Adapun kebijakan subsidi khususnya subsidi BBM
berdasarkan model yang digunakan BEM FEUI ternyata tidak berdampak signifikan
pada kesejahteraan ekonomi maupun kesejahteraan masyarakat. Belum lagi
penyalurannya yang tidak tepat guna menurut penelitian world bank, dimana 90%
subsidi jatuh pada kalangan mampu.
Kemudian terkait penyerapan anggaran, pada
periode 2005-2010 penyerapan anggaran pada triwulan 1 rata-rata hanya sebesar
11,32%, pada periode 2011 pun penyerapan hanya sebesar 11%. Adapun secara
keseluruhan rata-rata penyerapan anggaran 2005-2010 hanya 87% dan penyerapan tahun
2010 sebesar 95,79%. Ini menunjukkan ada dana sebesar 40 Triliun yang tidak
terserap. 2 Hal ini menjadi sorotan yaitu waktu penyerapan dan besar
penyerapan. Waktu penyerapan yang menumpuk pada triwulan 4 menjadikan proyek
dilaksanakan tergesa-gesa yang berdampak pada pertumbuhan ekonomi yang tidak
berkualitas, dan juga mengalami kekosongan pembangunan pada triwulan awal.
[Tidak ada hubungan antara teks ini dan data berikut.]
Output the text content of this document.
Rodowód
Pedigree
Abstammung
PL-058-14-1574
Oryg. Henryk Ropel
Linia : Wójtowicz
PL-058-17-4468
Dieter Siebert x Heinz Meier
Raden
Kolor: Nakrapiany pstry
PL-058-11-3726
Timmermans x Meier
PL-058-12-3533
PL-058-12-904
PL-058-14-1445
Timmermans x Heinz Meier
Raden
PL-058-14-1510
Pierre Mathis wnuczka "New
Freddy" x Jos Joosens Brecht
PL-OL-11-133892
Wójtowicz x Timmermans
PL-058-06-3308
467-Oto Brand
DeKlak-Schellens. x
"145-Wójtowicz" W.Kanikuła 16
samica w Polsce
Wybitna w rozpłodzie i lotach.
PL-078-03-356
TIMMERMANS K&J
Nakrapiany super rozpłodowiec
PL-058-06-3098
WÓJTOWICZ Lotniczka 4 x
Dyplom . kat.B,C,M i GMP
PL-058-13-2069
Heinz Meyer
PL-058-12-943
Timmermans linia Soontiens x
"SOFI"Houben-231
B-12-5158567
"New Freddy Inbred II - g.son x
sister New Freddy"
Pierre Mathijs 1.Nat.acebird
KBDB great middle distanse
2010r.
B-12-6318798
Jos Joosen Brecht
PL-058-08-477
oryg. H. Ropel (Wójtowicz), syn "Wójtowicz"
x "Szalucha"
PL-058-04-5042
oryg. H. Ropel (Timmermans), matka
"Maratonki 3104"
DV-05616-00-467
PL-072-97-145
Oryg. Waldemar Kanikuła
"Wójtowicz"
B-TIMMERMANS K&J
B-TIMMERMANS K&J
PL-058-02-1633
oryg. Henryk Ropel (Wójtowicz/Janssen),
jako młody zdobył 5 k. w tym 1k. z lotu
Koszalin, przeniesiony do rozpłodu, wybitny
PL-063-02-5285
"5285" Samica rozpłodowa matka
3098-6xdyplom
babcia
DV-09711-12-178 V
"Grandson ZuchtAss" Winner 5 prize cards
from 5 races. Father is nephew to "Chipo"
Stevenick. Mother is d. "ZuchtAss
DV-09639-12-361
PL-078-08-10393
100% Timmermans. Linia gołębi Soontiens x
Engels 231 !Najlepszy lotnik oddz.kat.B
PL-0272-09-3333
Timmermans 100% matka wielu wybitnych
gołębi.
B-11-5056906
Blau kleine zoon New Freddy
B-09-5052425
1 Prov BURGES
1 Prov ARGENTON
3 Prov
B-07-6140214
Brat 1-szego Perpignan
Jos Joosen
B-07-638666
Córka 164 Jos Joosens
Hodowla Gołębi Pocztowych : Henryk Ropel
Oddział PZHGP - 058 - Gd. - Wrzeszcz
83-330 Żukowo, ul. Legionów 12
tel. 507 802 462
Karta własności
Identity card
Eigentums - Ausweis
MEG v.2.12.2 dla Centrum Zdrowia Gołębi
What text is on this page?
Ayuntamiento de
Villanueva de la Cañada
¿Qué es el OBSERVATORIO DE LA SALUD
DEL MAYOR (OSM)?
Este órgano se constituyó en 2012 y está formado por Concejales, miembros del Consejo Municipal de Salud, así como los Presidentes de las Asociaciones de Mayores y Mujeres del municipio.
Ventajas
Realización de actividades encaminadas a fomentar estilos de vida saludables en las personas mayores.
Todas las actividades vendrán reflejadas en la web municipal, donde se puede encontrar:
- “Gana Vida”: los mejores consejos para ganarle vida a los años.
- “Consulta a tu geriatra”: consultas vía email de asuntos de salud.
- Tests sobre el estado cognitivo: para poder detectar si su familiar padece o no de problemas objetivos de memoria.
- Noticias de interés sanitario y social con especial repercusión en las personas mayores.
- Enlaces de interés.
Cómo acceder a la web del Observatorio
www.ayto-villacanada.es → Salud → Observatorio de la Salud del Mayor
Rendahnya penyerapan juga berbahaya, karena pembiayaan 100 Triliun dana APBN
dibiayai dari utang. Hal ini menandakan ada utang yang tidak terserap dan dapat
membebani keuangan negara ke depannya.
Manajemen utang dan defisit (pembiayaan)
pemerintah pun dirasa belum memadai. Walaupun dari sisi persentase utang
terhadap GDP menurun hingga kisaran 25-26%. Namun pembiayaan nominal meningkat
dari 8,9 Triliun pada 2005 menjadi 124,7 Triliun pada 2011, dan secara total
mencapai 1590,6 Triliun. Bunga utang pun menelan 14,77% dari keseluruhan APBN.
Hal ini membebani ruang fiskal APBN untuk diarahkan ke kesejahteraan
masyarakat. Tetapi dalam pandangan BEM FEUI, utang tidak terlalu menjadi
masalah ketika mampu terserap sepenuhnya. Permasalahannya adalah masih banyak
dana yang tidak terserap dalam APBN, sehingga utang yang diambil menjadi
sia-sia. Selain itu komposisi utang yang berubah menjadi didominasi obligasi
juga harus menjadi perhatian pemerintah, mengingat bunga obligasi yang lebih
besar dibanding bunga utang LN (G to G). Untuk itu perlu dilakukan perbaikan
dalam manajemen utang agar utang yang diambil mampu terserap dalam
proyek-proyek yang mampu menggerakan roda perekonomian, dan bukannya menjadi
dana sia-sia di dalam kas negara.
Sorotan keempat adalah pendapatan yang belum
maksimal, hal ini terlihat dari tax ratio yang hanya sebesar 12,3% pada 2010.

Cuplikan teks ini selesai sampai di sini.